Die Klimakrise verursacht weltweit Schäden. Sie verletzt Menschenrechte und entzieht Lebensgrundlagen. Vor allem im Globalen Süden und bei Menschen, die kaum dazu beigetragen haben. Wie auf der indonesischen Insel Pari. Dort nehmen wegen des steigenden Meeresspiegels Überflutungen zu und beschädigen Häuser, Straßen und Geschäfte. Werden die globalen CO2-Emissionen nicht rasch reduziert, dürfte die Insel in 30 Jahren zu weiten Teilen unter Wasser stehen.
Die Massnahmen zum Schutz ihrer Insel müssen die Menschen auf Pari selbst bezahlen – obwohl sie kaum zum Klimawandel beigetragen haben. „Das ist ungerecht“, sagt der Fischer Edi Mulyono, einer der vier Kläger. Zudem erleiden sie bereits jetzt konkrete Schäden. „Wegen der Überschwemmungen kommen weniger Gäste, unser Einkommen sinkt“, berichtet Asmania, die auf Pari ein Gästehaus besitzt.
„Call for Climate Justice“
Mit ihrem am Montag in Zug eingereichten Schlichtungsgesuch wollen die vier Kläger nun den Schweizer Zementkonzern Holcim in die Verantwortung nehmen. Sie fordern daher die anteilmässige Entschädigung bereits entstandener klimabedingter Schäden sowie die Mitfinanzierung notwendiger Flutschutzmassnahmen. Vor allem aber verlangen sie die schnelle Reduktion der übermässigen CO2-Emissionen des Konzerns – damit künftig weniger Schäden entstehen. Die drei Organisationen unterstützen diese Forderungen mit der Kampagne Call for Climate Justice und einem entsprechenden Appell an den Zementkonzern Holcim.

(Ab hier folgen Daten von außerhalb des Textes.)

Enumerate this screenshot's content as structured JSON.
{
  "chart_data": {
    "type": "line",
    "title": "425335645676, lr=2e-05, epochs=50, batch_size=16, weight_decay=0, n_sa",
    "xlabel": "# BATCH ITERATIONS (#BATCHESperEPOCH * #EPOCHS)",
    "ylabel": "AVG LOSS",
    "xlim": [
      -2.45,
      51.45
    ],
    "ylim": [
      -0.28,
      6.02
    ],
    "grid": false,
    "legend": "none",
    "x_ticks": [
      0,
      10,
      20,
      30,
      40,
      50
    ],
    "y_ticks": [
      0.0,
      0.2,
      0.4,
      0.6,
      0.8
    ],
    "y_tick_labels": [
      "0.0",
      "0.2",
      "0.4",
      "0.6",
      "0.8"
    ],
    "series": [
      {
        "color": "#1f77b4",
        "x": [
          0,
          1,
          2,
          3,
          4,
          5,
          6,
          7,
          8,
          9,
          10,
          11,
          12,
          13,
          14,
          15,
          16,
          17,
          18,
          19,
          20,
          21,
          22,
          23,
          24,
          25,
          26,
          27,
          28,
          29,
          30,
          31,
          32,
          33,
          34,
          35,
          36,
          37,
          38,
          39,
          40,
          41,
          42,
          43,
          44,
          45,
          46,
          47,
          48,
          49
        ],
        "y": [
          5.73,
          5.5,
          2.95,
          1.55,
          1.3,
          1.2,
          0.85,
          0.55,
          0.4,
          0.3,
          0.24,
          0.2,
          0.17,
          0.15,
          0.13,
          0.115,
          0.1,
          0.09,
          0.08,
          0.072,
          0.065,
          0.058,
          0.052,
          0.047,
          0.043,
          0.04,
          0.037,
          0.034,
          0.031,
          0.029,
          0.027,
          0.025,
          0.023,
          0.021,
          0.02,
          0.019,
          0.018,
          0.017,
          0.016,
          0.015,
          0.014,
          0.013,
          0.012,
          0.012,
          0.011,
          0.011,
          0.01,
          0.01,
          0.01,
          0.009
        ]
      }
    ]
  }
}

Holcim ist der weltweit führende Hersteller von Zement, dem Grundstoff von Beton, und einer der 50 grössten CO2-Emittenten unter allen Unternehmen weltweit. Bei der Produktion von Zement werden riesige Mengen CO2 freigesetzt. Eine neue Studie zeigt: Der Schweizer Konzern hat von 1950 bis 2020 über sieben Milliarden Tonnen CO2 ausgestossen. Das sind 0.42 Prozent aller globalen industriellen CO2-Emissionen seit dem Jahr 1750. Oder mehr als doppelt so viel, wie die gesamte Schweiz im gleichen Zeitraum verursacht hat. „Damit trägt Holcim eine massgebliche Mitverantwortung für die Klimakrise“, sagte Yvan Maillard Ardenti, Klimaexperte bei HEKS, „und damit für die Situation auf der Insel Pari.“
„Bahnbrechendes“ Verfahren
Die Einreichung des Schlichtungsgesuchs der Betroffenen aus Indonesien läutet das erste ordentliche Zivilverfahren in der Schweiz gegen einen Konzern wegen seines Beitrags zum Klimawandel ein. Dabei berufen sich die Betroffenen auf die Menschenrechte und die Verletzung ihrer Persönlichkeitsrechte. „Wenn ein Unternehmen einen Schaden angerichtet hat, soll es dafür geradestehen“, betonte Nina Burri, Fachverantwortliche Unternehmen und Menschenrechte bei HEKS. Aber letztlich gehe es auch um „globale Gerechtigkeit.“
Das Verfahren gegen Holcim ist Teil einer weltweiten Bewegung. „Vielerorts in Europa klagen Menschen gegen Staaten und Unternehmen, um diese zum Klimaschutz zu verpflichten“, erklärte Miriam Saage-Maaß, Legal Director des ECCHR. Das Verfahren gegen Holcim sei indessen erst das zweite weltweit, das von Betroffenen aus dem Globalen Süden getragen wird. Zudem fordert es von Holcim nicht nur die historische, sondern mit der Forderung nach schneller Reduktion der Emissionen auch die künftige Verantwortung ein. „Damit kombiniert das Klageverfahren zwei verschiedene Ansätze“, so Saage-Maaß, „und ist deshalb bahnbrechend.“
Unsere juristischen Interventionen zielen darauf ab, die Mächtigen in Politik und Wirtschaft dazu zu bringen, anders zu handeln, und dabei die Rechte der von klimaschädlichen Projekten Betroffenen zu schützen und zu stärken.